Margaret Munday transferred from Kentucky State College after Kentucky’s higher education institutions, including the precursor to WKU, Western Kentucky State College, were desegregated in September 1956. President Caboni noted that this simple act of transferring from one institution to another led to significant change at WKU.

“She became the very first African-American undergraduate student to enroll in classes on our campus, and her journey into unchartered territory helped usher in an era of social and academic change at WKU,” he stated. “She is a trailblazer in every sense of the word, her life marked by a series of firsts that made a path seemingly difficult for so many just a little bit easier.”

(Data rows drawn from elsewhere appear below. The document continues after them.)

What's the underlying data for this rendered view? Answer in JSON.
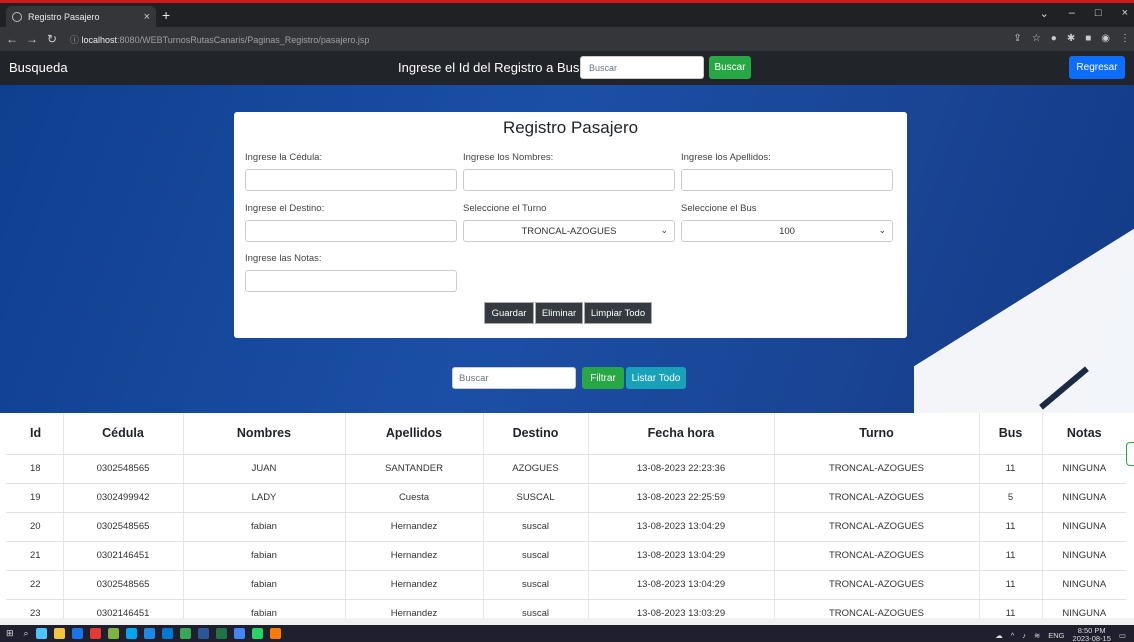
{
  "browser": {
    "tab_title": "Registro Pasajero",
    "tab_close": "×",
    "new_tab": "+",
    "url_host": "localhost",
    "url_rest": ":8080/WEBTurnosRutasCanaris/Paginas_Registro/pasajero.jsp",
    "win_min": "–",
    "win_max": "□",
    "win_close": "×"
  },
  "navbar": {
    "brand": "Busqueda",
    "search_label": "Ingrese el Id del Registro a Buscar",
    "search_placeholder": "Buscar",
    "search_button": "Buscar",
    "back_button": "Regresar"
  },
  "form": {
    "title": "Registro Pasajero",
    "cedula_label": "Ingrese la Cédula:",
    "nombres_label": "Ingrese los Nombres:",
    "apellidos_label": "Ingrese los Apellidos:",
    "destino_label": "Ingrese el Destino:",
    "turno_label": "Seleccione el Turno",
    "turno_value": "TRONCAL-AZOGUES",
    "bus_label": "Seleccione el Bus",
    "bus_value": "100",
    "notas_label": "Ingrese las Notas:",
    "guardar": "Guardar",
    "eliminar": "Eliminar",
    "limpiar": "Limpiar Todo"
  },
  "filter": {
    "placeholder": "Buscar",
    "filtrar": "Filtrar",
    "listar": "Listar Todo"
  },
  "table": {
    "headers": [
      "Id",
      "Cédula",
      "Nombres",
      "Apellidos",
      "Destino",
      "Fecha hora",
      "Turno",
      "Bus",
      "Notas"
    ],
    "rows": [
      [
        "18",
        "0302548565",
        "JUAN",
        "SANTANDER",
        "AZOGUES",
        "13-08-2023 22:23:36",
        "TRONCAL-AZOGUES",
        "11",
        "NINGUNA"
      ],
      [
        "19",
        "0302499942",
        "LADY",
        "Cuesta",
        "SUSCAL",
        "13-08-2023 22:25:59",
        "TRONCAL-AZOGUES",
        "5",
        "NINGUNA"
      ],
      [
        "20",
        "0302548565",
        "fabian",
        "Hernandez",
        "suscal",
        "13-08-2023 13:04:29",
        "TRONCAL-AZOGUES",
        "11",
        "NINGUNA"
      ],
      [
        "21",
        "0302146451",
        "fabian",
        "Hernandez",
        "suscal",
        "13-08-2023 13:04:29",
        "TRONCAL-AZOGUES",
        "11",
        "NINGUNA"
      ],
      [
        "22",
        "0302548565",
        "fabian",
        "Hernandez",
        "suscal",
        "13-08-2023 13:04:29",
        "TRONCAL-AZOGUES",
        "11",
        "NINGUNA"
      ],
      [
        "23",
        "0302146451",
        "fabian",
        "Hernandez",
        "suscal",
        "13-08-2023 13:03:29",
        "TRONCAL-AZOGUES",
        "11",
        "NINGUNA"
      ]
    ]
  },
  "taskbar": {
    "lang": "ENG",
    "time": "8:50 PM",
    "date": "2023-08-15",
    "icon_colors": [
      "#4cc2ff",
      "#f4c542",
      "#1a73e8",
      "#e53935",
      "#7cb342",
      "#00a4ef",
      "#1e88e5",
      "#0078d4",
      "#3aa757",
      "#2b579a",
      "#217346",
      "#4285f4",
      "#25d366",
      "#ff7a00"
    ]
  },
  "colors": {
    "navbar": "#212529",
    "hero": "#1b4fa6",
    "success": "#28a745",
    "primary": "#0d6efd",
    "info": "#17a2b8",
    "dark": "#343a40"
  }
}
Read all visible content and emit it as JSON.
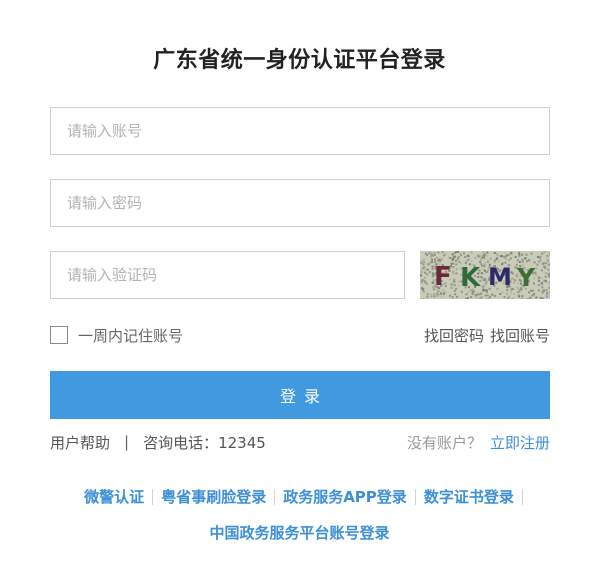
{
  "title": "广东省统一身份认证平台登录",
  "form": {
    "username_placeholder": "请输入账号",
    "password_placeholder": "请输入密码",
    "code_placeholder": "请输入验证码",
    "captcha_text": "FKMY"
  },
  "remember_label": "一周内记住账号",
  "recover": {
    "password": "找回密码",
    "account": "找回账号"
  },
  "login_button": "登录",
  "help": {
    "label": "用户帮助",
    "separator": "|",
    "hotline": "咨询电话：12345"
  },
  "register": {
    "question": "没有账户？",
    "link": "立即注册"
  },
  "alt_logins": [
    "微警认证",
    "粤省事刷脸登录",
    "政务服务APP登录",
    "数字证书登录"
  ],
  "alt_login_national": "中国政务服务平台账号登录",
  "colors": {
    "primary": "#4199e0",
    "link": "#3d8fd6"
  }
}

President Caboni also noted that the faculty and administrators at the institution, including President Kelly Thompson, Librarian Margie Helm, and Professor Ivan Wilson, provided constant support during her time as a student. “This commitment to ensure that all members of the Hilltopper family know they belong on our campus remains deeply embedded in our institutional culture today,” he said.

Ms. Munday earned her bachelor’s degree in music four years after enrolling and embarked on a teaching career that would last for more than 30 years. After teaching for four years at Johnstown School in Olmstead, she became the first Black teacher at Auburn High School. Eventually, she taught at every school in the Logan County school system. Her career was marked by numerous exceptional accomplishments. For 15 years, she directed the Union District Youth Choir, consisting of members from over 30 different churches. In 1999, she received an honor from WKU’s Society of African American Alumni, and in 2012, she was inducted into the university’s Hall of Distinguished Alumni, the highest honor the institution bestows on its alumni.

In addition to the name of the building that had already been installed on the residence hall’s exterior, a plaque that will hang in the building to honor Ms. Munday was unveiled by the first recipients of the new Munday Hall Scholarship, Jeremiah Morrow and Ashanti Groves. Ms. Munday was presented with a smaller version of that plaque by President Caboni. The housing scholarship, made possible by a gift from George and C.J. Nichols, provides funding for two students each year who reside in Munday Hall.

Ms. Munday noted that she was proud of her legacy at WKU and that she wants her actions to serve as an example for others. “History is in the making for me and WKU,” she said. “When climbing for a goal and you reach that goal, maintain. I hope that students will remember the importance of stepping outside of their comfort zone to pave the way for others.”

President Caboni thanked Ms. Munday for her contributions to the university. “On behalf of all of us at WKU, thank you,” he said. “Your fortitude made our institution stronger, more inclusive, and more welcoming to all.” He also noted that she provides an example for all students to follow. “Each day, we challenge our students to use their talents for the benefit of others. This charge is made easier when we can point them to examples of individuals who have dedicated their lives to doing just that.”